The American Military on the Ground

by Robert D. Kaplan

Pub Date: Sept. 20th, 2005
ISBN: 1-4000-6132-6
Publisher: Random House

Prolific world-traveler Kaplan (Mediterranean Winter, 2004, etc.) goes where the boots are. And where they are, he suggests, there stands the American Empire.

“The Big Army doesn’t understand that force protection means force projection. They’re killing us in Iraq because they see that we’re scared.” Thus a Special Forces soldier in Afghanistan, speaking with the customary openness of soldiers in the face of someone they trust—Kaplan, in this case, who over the years has been along for many rides when the bullets are flying and who, at one point, catches himself wondering what for: “I was fifty-one years old. Why was I doing this?” He answers by bringing home absorbing stories from warriors at the edges of the empire, who are somehow different from soldiers in past wars: For them, all the world is “Injun Country,” monitored by “singular individuals fronting dangerous and stupendous landscapes.” Indeed, the troops who patrol the streets of Djibouti and scout the jungles of Colombia and the Philippines look like surfers, talk like cowboys and have a healthy disdain for the meaningless regulations of the Big Army. But, in the parlance, they’re exquisitely sensitive to the mission, which has changed markedly since 9/11, involving a newfound resolution “to whack people quietly” while trying to win hearts and minds.

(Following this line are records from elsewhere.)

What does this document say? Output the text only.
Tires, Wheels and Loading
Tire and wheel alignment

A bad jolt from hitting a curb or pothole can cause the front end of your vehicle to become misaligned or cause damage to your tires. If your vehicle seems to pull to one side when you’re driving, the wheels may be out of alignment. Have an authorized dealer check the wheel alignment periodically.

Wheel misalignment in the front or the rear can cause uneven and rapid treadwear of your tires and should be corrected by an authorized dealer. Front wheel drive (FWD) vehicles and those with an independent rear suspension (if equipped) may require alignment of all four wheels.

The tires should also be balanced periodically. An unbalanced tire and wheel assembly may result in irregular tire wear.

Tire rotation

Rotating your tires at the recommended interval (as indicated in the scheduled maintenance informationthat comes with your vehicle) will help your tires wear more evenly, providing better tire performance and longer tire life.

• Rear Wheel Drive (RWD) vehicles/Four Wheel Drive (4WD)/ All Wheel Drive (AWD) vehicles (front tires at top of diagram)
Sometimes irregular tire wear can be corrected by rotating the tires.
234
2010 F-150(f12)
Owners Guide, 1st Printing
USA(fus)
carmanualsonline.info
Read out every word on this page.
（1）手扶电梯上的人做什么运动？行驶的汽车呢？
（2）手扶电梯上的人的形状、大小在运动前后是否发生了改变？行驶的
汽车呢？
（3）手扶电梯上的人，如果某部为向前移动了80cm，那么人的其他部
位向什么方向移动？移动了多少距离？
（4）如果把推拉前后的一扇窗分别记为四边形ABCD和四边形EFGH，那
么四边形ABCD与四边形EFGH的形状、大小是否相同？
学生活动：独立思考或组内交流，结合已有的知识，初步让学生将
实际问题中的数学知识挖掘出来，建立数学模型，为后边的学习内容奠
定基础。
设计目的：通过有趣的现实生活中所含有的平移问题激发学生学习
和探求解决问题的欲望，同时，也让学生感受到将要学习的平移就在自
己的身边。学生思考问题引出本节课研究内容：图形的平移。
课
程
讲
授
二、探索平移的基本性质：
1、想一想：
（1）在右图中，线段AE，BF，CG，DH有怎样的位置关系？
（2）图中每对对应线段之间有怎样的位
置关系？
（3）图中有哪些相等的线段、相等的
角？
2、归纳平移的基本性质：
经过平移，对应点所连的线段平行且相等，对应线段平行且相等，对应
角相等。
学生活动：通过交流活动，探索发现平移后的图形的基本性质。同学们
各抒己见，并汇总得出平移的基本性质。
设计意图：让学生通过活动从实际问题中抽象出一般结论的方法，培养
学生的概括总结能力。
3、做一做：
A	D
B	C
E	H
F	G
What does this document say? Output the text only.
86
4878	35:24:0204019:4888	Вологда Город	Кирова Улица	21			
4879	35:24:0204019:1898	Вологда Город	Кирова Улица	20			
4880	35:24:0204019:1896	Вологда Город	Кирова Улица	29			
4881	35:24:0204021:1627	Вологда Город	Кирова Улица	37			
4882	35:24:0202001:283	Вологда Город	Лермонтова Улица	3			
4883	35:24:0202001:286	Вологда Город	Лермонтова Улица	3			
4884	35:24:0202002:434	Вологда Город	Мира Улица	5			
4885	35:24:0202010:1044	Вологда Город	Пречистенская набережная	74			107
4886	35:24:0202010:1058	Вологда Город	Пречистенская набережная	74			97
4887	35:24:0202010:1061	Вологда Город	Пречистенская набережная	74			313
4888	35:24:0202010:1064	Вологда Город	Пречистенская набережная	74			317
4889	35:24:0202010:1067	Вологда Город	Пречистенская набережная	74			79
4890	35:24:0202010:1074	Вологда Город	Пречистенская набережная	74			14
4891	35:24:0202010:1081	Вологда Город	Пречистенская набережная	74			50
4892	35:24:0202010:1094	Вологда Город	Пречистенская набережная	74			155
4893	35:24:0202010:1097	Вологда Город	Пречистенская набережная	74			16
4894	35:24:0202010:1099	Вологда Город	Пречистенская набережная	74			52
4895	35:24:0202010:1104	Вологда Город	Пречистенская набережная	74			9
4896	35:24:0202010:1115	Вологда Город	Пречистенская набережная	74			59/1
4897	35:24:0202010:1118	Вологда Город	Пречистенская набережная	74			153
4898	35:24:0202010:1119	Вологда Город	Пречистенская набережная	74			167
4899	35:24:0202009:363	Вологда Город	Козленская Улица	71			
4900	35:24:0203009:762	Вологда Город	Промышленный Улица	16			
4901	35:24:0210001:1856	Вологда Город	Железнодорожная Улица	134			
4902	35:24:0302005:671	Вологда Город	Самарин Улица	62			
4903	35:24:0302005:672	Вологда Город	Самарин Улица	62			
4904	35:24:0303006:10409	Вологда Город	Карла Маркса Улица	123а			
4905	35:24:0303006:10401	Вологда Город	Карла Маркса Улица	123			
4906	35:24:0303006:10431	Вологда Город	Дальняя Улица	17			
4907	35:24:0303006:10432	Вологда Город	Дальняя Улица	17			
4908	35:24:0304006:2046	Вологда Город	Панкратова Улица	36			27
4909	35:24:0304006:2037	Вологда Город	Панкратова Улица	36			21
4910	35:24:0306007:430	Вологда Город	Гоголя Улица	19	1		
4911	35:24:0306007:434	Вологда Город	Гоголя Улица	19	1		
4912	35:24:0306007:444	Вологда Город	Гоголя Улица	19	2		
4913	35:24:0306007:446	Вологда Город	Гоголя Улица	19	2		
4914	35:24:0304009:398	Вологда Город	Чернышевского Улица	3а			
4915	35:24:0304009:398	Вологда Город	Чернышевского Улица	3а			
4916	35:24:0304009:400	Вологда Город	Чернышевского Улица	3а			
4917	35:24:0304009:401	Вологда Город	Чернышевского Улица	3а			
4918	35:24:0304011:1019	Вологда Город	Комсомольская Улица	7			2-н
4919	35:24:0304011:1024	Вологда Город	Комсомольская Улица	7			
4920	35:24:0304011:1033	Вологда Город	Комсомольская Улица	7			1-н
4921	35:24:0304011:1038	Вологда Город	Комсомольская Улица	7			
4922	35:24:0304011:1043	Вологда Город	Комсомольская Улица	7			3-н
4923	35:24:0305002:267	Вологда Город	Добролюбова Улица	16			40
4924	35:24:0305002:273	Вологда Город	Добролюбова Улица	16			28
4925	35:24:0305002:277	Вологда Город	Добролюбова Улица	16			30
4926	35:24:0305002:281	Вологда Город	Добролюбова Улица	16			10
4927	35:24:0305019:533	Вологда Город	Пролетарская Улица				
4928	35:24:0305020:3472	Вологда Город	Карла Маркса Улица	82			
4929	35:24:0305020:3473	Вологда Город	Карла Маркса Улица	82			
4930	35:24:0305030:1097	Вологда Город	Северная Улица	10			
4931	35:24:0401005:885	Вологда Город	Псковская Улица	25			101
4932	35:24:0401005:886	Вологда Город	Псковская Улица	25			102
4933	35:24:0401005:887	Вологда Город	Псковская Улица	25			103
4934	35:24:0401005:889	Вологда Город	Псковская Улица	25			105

The Big Army, of course, does things more noisily, though its middle managers—the captains and majors who run the show, “the true agents of the imperium”—seem keen to remake the organization for an ever-unpredictable world. Those who question whether or why the U.S. is an imperial nation will not be comforted by Kaplan’s assurances that, after all, “Rome, Venice, and Britain were the most morally enlightened states of their age”—and that democracy at home and a ruthless authoritarianism abroad are not necessarily incompatible.

A provocative survey of a changing military charged—it seems ever more apparent—with making the world American, regardless of the world’s view of things.